= Mebege =

Supreme god of the Fang people of the Central African Republic

Mebege (also called Nzeme and Mbere) is the Supreme God of the Fang people of the Central African Republic.

== Cosmology ==

=== First oral tradition ===
Nzeme (or Mebege) is believed to have created everything in the universe and blew life into the Earth and Zambe, the first ancestor. It is also said that Nzeme created three spirits: Nzame with strength; Mbere with leadership, and Nkwa with beauty.

=== Second oral tradition ===
According to oral tradition, Mebege is the Creator God. He was originally alone in the universe, with a spider named Dibobia as his only company hanging above the primordial waters of the universe. Mebege created the earth on the suggestion of Dibobia. He gave several strands of his right underarm hair, a part of his brain, and a smooth stone and turned them into an egg. Then, Dibobia put the egg into the sea. After some time, Mebege put semen of the egg; it cracked open and three deities came out, and the firstborn, Zame ye Mebege, became the leader of the pantheon.

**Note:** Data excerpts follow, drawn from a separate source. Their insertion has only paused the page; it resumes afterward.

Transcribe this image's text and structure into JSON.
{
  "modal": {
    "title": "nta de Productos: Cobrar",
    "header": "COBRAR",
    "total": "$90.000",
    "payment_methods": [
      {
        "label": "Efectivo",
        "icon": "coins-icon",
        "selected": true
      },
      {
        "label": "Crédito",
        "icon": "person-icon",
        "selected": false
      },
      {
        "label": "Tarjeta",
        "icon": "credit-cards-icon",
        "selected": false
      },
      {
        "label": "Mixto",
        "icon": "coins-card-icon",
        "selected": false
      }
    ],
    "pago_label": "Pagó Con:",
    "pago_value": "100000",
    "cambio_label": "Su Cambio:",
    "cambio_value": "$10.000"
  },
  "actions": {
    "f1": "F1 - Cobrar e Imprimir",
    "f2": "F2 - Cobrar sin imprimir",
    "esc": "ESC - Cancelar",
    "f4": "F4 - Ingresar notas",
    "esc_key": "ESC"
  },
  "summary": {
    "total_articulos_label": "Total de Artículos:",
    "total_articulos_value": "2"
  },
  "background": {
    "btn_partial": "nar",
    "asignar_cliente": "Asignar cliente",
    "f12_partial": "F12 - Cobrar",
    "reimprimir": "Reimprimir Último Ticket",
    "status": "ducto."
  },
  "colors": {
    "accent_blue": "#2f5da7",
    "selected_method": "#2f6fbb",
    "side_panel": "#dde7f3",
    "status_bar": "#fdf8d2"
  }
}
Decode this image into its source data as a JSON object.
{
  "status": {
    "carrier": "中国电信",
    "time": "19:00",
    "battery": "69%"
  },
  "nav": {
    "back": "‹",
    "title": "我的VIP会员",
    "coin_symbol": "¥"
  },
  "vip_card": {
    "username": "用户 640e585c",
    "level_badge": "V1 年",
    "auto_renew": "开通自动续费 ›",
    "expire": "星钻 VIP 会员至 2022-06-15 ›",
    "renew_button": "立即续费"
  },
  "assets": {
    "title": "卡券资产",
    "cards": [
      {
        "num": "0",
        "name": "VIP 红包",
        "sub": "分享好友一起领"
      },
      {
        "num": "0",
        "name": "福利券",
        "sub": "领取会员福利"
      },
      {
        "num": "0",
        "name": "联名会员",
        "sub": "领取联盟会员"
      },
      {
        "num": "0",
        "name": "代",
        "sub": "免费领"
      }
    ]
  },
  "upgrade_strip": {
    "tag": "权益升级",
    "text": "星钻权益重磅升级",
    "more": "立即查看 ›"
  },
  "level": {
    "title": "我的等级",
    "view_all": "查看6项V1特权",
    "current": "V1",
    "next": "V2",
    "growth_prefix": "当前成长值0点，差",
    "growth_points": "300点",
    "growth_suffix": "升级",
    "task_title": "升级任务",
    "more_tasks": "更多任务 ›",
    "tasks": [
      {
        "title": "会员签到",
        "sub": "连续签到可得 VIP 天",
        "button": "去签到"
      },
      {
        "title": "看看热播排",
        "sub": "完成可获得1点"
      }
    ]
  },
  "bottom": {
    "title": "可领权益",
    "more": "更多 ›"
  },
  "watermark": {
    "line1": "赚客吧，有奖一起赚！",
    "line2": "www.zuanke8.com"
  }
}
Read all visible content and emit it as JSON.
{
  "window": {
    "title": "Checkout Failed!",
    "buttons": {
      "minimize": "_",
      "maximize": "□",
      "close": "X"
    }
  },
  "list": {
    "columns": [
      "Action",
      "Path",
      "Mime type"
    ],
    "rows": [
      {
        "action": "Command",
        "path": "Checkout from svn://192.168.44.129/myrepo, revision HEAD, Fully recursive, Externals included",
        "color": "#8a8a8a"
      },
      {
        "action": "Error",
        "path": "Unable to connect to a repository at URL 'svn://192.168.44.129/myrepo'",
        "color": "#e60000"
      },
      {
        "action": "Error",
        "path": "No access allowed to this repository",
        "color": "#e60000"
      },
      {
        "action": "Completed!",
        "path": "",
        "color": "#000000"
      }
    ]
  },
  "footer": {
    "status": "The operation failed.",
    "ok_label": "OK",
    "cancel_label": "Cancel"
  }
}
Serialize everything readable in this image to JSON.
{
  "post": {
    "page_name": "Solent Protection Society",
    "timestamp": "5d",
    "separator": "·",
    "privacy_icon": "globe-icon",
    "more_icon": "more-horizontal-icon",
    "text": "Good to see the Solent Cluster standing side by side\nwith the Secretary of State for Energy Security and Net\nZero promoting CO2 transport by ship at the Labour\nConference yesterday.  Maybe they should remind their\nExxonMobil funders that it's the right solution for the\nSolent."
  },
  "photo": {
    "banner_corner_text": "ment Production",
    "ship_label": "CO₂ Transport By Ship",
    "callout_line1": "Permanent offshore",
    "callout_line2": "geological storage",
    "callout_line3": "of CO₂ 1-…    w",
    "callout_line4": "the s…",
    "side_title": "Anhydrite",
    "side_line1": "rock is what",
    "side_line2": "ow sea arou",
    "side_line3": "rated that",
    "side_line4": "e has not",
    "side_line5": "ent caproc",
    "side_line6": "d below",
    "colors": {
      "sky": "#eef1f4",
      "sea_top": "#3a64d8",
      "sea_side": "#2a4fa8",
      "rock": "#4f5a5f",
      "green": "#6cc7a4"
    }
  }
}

Zame ye Mebege was associated with masculine energy and the sun. Nyingwan Mebege, the secondborn and his sister, was associated with fertility, feminine energy, and the moon. Nlona Mebege, the youngest and his brother, was associated with evil. Mebege gave Zame instructions on how to create the earth and once he succeeded, Mebege and Dibobia left Zame in charge of the earth, while they both ascended to the heavens.